Governor violated both federal and state Constitutions

 

Last updated 7/30/2020 at 4:59pm



California’s governor suspended the rights of property owners to receive rents for the use of their property, a violation of the Fifth Amendment of the Constitution and a violation of the state of California Constitution – property rights.

This action took place in February. Many tenants discontinued paying their rent even if they could afford it given that it was announced by the governor that they didn’t have to pay.

The governor also took it upon himself to suspend unlawful detainers and foreclosures until 90 days after the lockdown was ended. This date was supposed to be July 29, 2020. It of course did not happen, and California is in lockdown again compounding the damage to the small property owner who worked and saved to provide for their families and for retirement.

For a property owner to have absolutely no use, benefit or control of their property in my mind constitutes an eminent domain action and is not tenable under the law.

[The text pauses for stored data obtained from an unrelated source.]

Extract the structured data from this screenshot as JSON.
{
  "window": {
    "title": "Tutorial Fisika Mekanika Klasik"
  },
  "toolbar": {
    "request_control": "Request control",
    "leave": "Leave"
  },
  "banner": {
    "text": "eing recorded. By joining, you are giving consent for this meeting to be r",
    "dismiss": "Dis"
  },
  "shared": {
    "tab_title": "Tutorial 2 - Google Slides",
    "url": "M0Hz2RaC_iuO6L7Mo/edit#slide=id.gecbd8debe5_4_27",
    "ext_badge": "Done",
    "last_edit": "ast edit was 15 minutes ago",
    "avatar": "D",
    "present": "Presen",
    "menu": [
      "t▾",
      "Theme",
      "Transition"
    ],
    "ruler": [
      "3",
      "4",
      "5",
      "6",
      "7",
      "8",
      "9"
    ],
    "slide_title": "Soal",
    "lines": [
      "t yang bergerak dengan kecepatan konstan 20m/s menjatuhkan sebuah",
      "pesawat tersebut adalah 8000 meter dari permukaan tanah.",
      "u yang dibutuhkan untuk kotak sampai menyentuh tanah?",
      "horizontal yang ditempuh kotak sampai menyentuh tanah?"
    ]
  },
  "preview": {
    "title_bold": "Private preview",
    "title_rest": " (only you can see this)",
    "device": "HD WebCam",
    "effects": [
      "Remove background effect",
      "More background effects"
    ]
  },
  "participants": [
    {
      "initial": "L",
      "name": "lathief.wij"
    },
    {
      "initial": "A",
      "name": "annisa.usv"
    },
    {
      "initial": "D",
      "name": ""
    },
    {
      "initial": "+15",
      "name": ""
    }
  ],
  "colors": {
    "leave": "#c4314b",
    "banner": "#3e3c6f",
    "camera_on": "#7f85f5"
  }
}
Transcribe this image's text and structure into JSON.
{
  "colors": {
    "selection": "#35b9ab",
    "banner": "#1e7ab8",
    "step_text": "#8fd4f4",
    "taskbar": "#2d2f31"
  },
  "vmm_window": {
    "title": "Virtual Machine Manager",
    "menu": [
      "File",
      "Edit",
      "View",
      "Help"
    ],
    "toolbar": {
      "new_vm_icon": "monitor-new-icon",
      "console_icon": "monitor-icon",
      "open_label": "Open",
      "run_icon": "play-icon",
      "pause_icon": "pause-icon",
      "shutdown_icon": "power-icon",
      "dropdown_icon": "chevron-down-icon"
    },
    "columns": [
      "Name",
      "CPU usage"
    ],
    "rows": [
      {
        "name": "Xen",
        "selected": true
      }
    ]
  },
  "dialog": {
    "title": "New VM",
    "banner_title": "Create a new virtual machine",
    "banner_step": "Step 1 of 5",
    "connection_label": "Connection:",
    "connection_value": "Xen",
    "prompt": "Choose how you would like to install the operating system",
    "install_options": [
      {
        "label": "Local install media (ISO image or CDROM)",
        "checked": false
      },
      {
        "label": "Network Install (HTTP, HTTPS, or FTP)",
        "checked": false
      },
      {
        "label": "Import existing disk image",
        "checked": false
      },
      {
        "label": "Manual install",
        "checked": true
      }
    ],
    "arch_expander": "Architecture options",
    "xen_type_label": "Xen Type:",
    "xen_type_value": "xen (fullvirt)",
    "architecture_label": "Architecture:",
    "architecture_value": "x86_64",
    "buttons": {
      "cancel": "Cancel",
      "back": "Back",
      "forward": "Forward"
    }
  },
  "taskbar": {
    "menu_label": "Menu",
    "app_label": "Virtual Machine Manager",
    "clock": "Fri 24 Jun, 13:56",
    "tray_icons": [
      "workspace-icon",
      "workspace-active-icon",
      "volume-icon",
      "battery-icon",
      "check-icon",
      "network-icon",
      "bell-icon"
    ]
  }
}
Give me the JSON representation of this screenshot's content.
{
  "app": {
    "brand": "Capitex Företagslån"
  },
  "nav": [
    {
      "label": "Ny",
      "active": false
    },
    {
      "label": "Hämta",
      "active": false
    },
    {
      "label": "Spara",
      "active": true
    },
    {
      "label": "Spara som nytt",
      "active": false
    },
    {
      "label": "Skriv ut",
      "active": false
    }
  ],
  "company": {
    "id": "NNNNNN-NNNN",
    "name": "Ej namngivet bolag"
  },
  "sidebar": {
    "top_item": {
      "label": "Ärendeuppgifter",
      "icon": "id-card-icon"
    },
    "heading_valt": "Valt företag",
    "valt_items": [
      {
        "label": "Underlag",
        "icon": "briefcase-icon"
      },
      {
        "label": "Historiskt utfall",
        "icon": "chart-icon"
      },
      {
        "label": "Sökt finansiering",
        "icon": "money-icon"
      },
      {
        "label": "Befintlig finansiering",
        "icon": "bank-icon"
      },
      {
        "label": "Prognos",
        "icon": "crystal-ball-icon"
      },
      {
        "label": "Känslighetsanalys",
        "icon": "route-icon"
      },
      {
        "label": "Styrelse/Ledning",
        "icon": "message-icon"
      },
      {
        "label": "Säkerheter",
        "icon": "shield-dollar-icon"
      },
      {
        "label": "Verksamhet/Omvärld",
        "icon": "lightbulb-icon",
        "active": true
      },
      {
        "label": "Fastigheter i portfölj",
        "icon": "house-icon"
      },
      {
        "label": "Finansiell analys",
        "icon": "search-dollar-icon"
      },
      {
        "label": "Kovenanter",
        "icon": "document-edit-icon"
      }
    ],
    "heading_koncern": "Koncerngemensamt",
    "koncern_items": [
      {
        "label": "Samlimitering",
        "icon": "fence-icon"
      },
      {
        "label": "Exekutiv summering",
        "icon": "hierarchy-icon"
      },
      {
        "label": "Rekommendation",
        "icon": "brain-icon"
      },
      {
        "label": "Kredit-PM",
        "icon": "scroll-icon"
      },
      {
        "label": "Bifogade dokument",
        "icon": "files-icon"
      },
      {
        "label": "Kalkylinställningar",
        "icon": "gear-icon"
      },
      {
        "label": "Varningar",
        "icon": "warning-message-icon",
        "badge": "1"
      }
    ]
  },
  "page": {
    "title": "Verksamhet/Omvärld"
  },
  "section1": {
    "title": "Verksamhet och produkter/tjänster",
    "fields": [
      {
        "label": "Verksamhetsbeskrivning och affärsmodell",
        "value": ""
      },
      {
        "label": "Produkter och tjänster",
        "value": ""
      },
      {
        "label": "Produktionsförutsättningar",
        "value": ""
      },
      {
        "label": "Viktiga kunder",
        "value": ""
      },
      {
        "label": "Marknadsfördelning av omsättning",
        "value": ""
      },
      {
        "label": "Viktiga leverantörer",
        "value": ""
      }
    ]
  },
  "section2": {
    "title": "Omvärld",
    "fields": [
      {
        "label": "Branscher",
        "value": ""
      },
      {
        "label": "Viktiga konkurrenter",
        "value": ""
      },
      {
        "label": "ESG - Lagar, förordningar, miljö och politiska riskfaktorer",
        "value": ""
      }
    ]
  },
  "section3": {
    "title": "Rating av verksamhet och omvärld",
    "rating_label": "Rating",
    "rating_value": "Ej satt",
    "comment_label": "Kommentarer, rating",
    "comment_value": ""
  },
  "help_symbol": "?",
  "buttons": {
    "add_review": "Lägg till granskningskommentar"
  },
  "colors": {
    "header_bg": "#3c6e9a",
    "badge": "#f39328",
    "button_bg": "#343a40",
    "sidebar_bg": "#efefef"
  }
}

Citing the Fifth Amendment, the owner’s entitlement to the value of the property is, accordingly, a property right protected by the Takings clause of the Constitution and perhaps also by the federal Takings clause of the Fifth Amendment.

Owners were not given fair notice nor was just compensation provided to the owners of the property that has essentially been taken by the state of California

It would appear that all owners that have been deprived of these rights have just cause to proceed against the governor and the state of California.

Much damage has been caused by this across the board mandate and much will never be recovered. There is rampant abuse by tenants, and there is no recourse under the state mandate.

This mandate has now been extended again, and now it appears that there is no way forward until next year. It creates a strong movement to sell any rental properties especially those owned by small landlords in California. Thus, there will be a dramatic decrease in rental properties available and an increase in rents for those units that do become available.